Yalnız burada önemli bir ayrıma dikkat etmek gerek: Yeterince iyi ebeveynlik, çocuğun ihtiyaçlarını her zaman eksiksiz karşılamak değil; onun duygularını tanımasına, hayal kırıklıklarıyla baş etmesine ve ilişkisel güveni içselleştirmesine rehberlik etmektir. Her düştüğünde koşup kaldırmak değil, düştüğünde kalkmak için mücadele vermesine izin vermek gibi…
Bu çerçevede, duygusal düzenleme becerisi kazandırmak da önemli bir unsurdur. Örneğin, bir çocuk öfkelendiğinde ve bağırdığında ona “Sus, bağırma!” demek yerine, “Öfkelendiğini anlıyorum, seni duyuyorum, birlikte bunun için ne yapabileceğimizi konuşalım.” demek, hem duyguya alan tanır hem de sınır koyar. Bu örnek; uygulaması, kriz anlarında başta zor ancak koyacağınız sınırların tutarlılığı ve netliğiyle ilişkinizi güçlendirecek bir yaklaşımdır.

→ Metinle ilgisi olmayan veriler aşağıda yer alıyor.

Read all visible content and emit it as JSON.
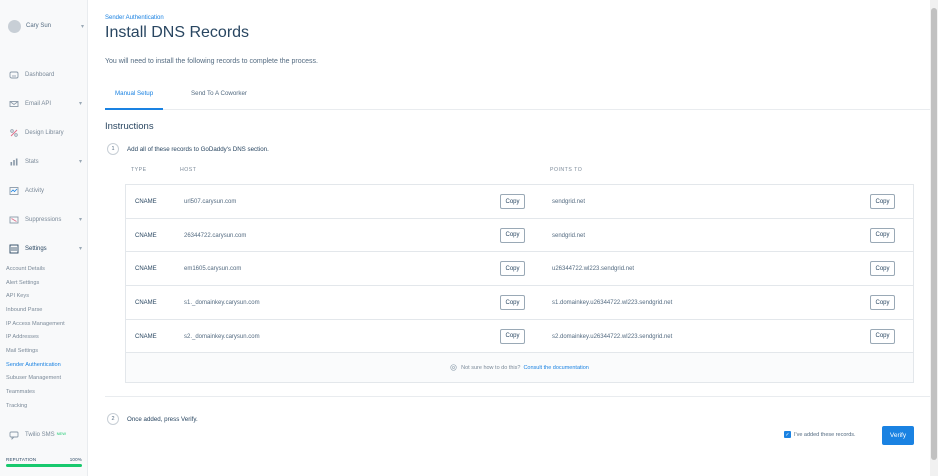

Geçen gün oğlum uykudan uyanınca çok huysuzdu. Ne istediğini söylemiyor, sadece ağlıyordu. Oyuncaklarını yere attı, üstünü değiştirmeme izin vermedi. Yorgundum, sabrım az ve işe gitmek için hazırlanıyordum, oldukça da acelem vardı. İlk refleksim, hemen onu susturmak ve durumu kontrol altına almak oldu. Sarılmaya çalıştım ve “Tamam, ne istiyorsan söyle, yapayım.” dedim ama işe yaramadı. Sonra durdum. Derin bir nefes aldım ve sadece yanına oturdum. Bir süre hiçbir şey söylemedim. Sonra yavaşça, “Bu sabah galiba her şey zor geliyor. Belki biraz daha uyumak istiyorsun, belki benimle evde kalmak istiyorsun, anlıyorum… Ben de seninle evde kalıp uyumayı çok isterdim ama ben işe gitmeliyim, sen de anneannene gitmek için hazırlanmalısın, her gün yaptığımız gibi.” dedim ama işe yaramadı. Birkaç dakika daha sürdü ağlaması, müdahale etmedim ve hazırlanmaya devam ettim. Sonra bakışları bana döndü, gelip kucağıma oturdu. Başını omzuma yasladı. Benim oğlumla yaşadığım deneyimde olduğu gibi, bazen çözüm üretmek değil, sadece eşlik etmek, duygusuna yer açmak yeterli oluyor. Ben orada mükemmel bir şey yapmadım. Sadece orada kaldım ama ilişki kurdum ve o ilişki, o sabahı bizim için güvenli hale getirdi. Bu da yeterince iyi olmaktı benim için.
Sonuç
Ebeveynliğin temelinde kusursuz olmak değil; ilişki kurabilmek, duyguya tanıklık edebilmek, yeniden bağ kurabilmek ve bolca sevgi vardır. Yeterince iyi ebeveynlik, çocuğun insan ilişkilerine, duygularına ve kendi iç dünyasına dair güven geliştirmesini sağlar. Tüm duygularının görülebildiği, sınırların ilişki içinde çizildiği ve hataların onarıldığı bir ev ortamı; çocuğun hem özgüvenini hem de empati becerisini geliştirir.
Anne ve babalar mükemmel olmak zorunda değil; kendi imkânları doğrultusunda sadece orada olmak, duygulara alan açmak ve gerektiğinde “Her şeyi bilmesem de seninle ilgileniyorum ve buradayım.” diyebilmek bile yeterince iyidir.
Siz de ebeveynlik yolculuğunuzda “yeterince iyi” olduğunuz anları hiç düşündünüz mü? Belki de en kıymetli anlar, tam da mükemmel olmaya çalışmadığınız zamanlardır.